— Не трепись! Сам трепло, но такого…
— Все-таки послушай.
И я рассказал, что, проходя мимо столовой, почуял дух еще не полностью розданной сегодняшней баланды. Бригады на ночные работы не выводят, организованных раздач больше не будет. Что поварам делать с остатками варева? Сами поедают, потчуют друзей… Почему бы нам не выпросить немного и для себя? Могут шугануть, да ведь попытка не пытка.
Прохоров проворно соскочил с нар и схватил бачок.
— Пошли, Сергей. Условия такие: я несу бак, ты выпрашиваешь баланду. Тискать роман и раскидывать чернуху, выражаясь по-лагерному, ты мастер. Так вот — сегодня ты должен превзойти самого себя — в смысле переплюнуть любого оратора.
— Будь спокоен. Пламенные проповеди епископа Иоанна Златоуста покажутся невнятной мямлей сравнительно с моей речью к поварам.
Но вся заранее расхваленная моя речь свелась к двум умоляющим фразам. Прохоров взметнул пустой бачок на раздаточный столик, из окна выглянул упитанный поварюга — щеки шире плеч — а я, смешавшись, пробормотал:
— Кореш, будь человеком. Нам бы остатку, понял…
Повар вытаращился на меня и издевательски ухмыльнулся. Видимо, еще не было случая, чтобы Уксус Помидорычи из «пятьдесят восьмой» осмеливались просить добавки. Он взял бачок, кликнул помощника и пошел с ним к котлам. Спустя минут пять — наливали в бачки литровыми черпаками — оба они единым махом водрузили на столик наполненную доверху посуду. Повар со смешком снабдил меня ценным наставлением:
— Тащи, доходяга. И не обварись, суп горячий.
Я поманил скрывавшегося в тени Прохорова.

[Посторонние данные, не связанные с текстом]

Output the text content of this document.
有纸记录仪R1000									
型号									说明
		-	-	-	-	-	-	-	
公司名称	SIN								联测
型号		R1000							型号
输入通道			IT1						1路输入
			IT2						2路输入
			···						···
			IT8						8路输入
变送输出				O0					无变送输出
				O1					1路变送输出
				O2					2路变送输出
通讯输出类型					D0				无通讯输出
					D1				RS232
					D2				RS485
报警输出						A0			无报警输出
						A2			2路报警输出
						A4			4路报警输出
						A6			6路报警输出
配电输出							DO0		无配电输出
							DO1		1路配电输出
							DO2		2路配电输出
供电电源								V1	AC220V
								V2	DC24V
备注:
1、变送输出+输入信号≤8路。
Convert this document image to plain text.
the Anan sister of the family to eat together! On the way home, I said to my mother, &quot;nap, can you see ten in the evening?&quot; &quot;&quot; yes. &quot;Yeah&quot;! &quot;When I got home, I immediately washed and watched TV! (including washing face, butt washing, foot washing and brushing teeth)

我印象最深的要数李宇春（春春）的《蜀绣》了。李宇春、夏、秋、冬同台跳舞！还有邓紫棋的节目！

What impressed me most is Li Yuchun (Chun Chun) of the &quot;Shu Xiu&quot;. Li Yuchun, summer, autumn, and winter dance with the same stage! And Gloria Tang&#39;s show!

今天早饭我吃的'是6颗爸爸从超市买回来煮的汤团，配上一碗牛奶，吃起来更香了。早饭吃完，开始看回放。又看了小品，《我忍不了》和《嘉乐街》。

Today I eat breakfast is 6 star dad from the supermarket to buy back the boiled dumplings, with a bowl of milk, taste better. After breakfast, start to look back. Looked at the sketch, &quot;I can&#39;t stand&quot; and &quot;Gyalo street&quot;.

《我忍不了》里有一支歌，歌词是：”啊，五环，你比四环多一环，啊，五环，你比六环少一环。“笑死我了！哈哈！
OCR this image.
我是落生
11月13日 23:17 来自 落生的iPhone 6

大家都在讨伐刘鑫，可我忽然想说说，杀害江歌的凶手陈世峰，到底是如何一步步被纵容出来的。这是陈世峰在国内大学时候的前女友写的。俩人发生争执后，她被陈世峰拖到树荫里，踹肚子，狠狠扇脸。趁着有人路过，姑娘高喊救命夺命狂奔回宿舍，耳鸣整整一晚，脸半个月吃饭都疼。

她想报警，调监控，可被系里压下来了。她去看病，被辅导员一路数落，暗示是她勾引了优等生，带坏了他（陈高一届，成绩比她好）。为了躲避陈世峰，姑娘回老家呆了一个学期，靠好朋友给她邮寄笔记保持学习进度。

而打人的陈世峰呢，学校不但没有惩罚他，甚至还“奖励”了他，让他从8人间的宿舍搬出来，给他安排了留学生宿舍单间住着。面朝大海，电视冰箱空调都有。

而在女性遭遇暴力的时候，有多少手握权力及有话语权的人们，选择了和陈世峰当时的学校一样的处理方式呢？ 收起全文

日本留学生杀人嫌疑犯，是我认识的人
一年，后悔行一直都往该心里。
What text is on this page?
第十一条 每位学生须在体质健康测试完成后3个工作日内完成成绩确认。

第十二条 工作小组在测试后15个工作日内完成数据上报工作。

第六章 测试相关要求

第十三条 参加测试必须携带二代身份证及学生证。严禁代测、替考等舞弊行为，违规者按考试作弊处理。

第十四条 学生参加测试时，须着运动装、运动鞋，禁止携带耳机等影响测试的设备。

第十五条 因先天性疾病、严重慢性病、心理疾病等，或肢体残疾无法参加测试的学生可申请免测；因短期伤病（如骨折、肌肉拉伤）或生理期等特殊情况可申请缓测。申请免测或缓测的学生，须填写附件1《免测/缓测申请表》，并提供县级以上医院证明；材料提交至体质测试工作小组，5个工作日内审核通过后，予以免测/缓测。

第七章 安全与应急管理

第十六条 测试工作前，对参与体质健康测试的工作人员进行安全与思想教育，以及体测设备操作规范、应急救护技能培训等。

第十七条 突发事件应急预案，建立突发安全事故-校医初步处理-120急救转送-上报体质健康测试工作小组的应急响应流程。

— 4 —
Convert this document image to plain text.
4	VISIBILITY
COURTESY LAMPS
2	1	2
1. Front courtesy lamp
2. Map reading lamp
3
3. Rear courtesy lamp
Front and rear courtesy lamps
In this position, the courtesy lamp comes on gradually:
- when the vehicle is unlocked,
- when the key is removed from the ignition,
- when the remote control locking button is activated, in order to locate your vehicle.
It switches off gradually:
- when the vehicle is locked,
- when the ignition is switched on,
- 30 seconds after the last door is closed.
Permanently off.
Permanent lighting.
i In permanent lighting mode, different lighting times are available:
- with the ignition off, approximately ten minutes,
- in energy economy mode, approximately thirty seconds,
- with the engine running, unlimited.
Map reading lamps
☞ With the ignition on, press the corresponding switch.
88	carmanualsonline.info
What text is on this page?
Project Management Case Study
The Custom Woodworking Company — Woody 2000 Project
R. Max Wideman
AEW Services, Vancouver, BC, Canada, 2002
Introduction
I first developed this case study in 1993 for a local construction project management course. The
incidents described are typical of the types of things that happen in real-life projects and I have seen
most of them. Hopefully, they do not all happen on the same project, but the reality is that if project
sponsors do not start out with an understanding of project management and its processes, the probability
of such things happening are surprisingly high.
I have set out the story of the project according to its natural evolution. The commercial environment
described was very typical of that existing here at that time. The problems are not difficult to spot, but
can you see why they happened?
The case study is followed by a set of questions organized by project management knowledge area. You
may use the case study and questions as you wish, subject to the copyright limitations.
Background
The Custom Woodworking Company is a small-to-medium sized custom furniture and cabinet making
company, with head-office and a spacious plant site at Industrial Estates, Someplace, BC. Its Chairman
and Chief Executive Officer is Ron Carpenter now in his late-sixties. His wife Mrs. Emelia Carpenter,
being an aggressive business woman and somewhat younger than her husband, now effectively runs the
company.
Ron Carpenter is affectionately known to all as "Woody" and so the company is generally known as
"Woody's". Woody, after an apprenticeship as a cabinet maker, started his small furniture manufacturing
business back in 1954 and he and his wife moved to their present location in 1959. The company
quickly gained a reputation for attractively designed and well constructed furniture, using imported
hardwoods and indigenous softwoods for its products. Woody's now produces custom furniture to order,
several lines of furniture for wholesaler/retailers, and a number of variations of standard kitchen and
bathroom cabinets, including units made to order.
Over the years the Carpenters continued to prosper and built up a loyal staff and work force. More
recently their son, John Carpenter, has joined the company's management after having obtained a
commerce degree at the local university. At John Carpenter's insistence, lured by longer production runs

— По условию, носка — твоя.
Но он не сумел даже снять трехведерный бак со стола. Вдвоем мы все же стащили его на землю, не пролив и капли драгоценного варева. Вцепившись в ручки бака, мы потащили добычу в барак. Но руки долго не выдерживали тяжести, мы менялись местами. Это удлиняло отрезок пути без остановок не больше, чем на десяток метров. Потом Прохоров предложил тащить в четыре руки. Стало легче держать бак, зато трудней двигаться: идти приходилось боком вперед. На полдороге, у каменной уборной, солидного домика с обогревом и крепкой крышей — сконструировали для пурги и тяжкоградусных морозов — я попросил передыха.
— Отлично! Пойду облегчусь, — сказал Прохоров и направился к уборной.
Но его остановил парень из «своих в доску» и заставил вернуться.
— Парочка заняла теплое местечко, так он сказал, — объяснил Прохоров возвращение.
Мы с минуту отдыхали, потом снова взялись за ручки. Из уборной вышли мужчина и женщина, к ним присоединился охранявший любовное свидание — все трое удалились к другому краю лагеря, там было несколько бараков для бытовиков и блатных.
— Мать-натура в любом месте берет свое, — сказал Прохоров, засмеявшись. — Теперь так, Сергей, через каждые сто шагов остановка на три минуты. Шаги считаешь ты, ты физмат кончал, а я лишь электрик.
— Электрики без математики — народ никуда, — возразил я, но начал считать шаги.
Втащив ношу в барак, мы поставили бачок на длинную скамью, протянувшуюся вдоль стола, и сами изнеможденно повалились на нее по обе стороны бака — так уходились, что не было сил сразу хвататься за ложки. Барак мощно спал, наполняя воздух храпом, сонным бормотанием и разнообразными испарениями. Я предложил будить всех и каждому выдавать по миске супа. Прохоров рассердился.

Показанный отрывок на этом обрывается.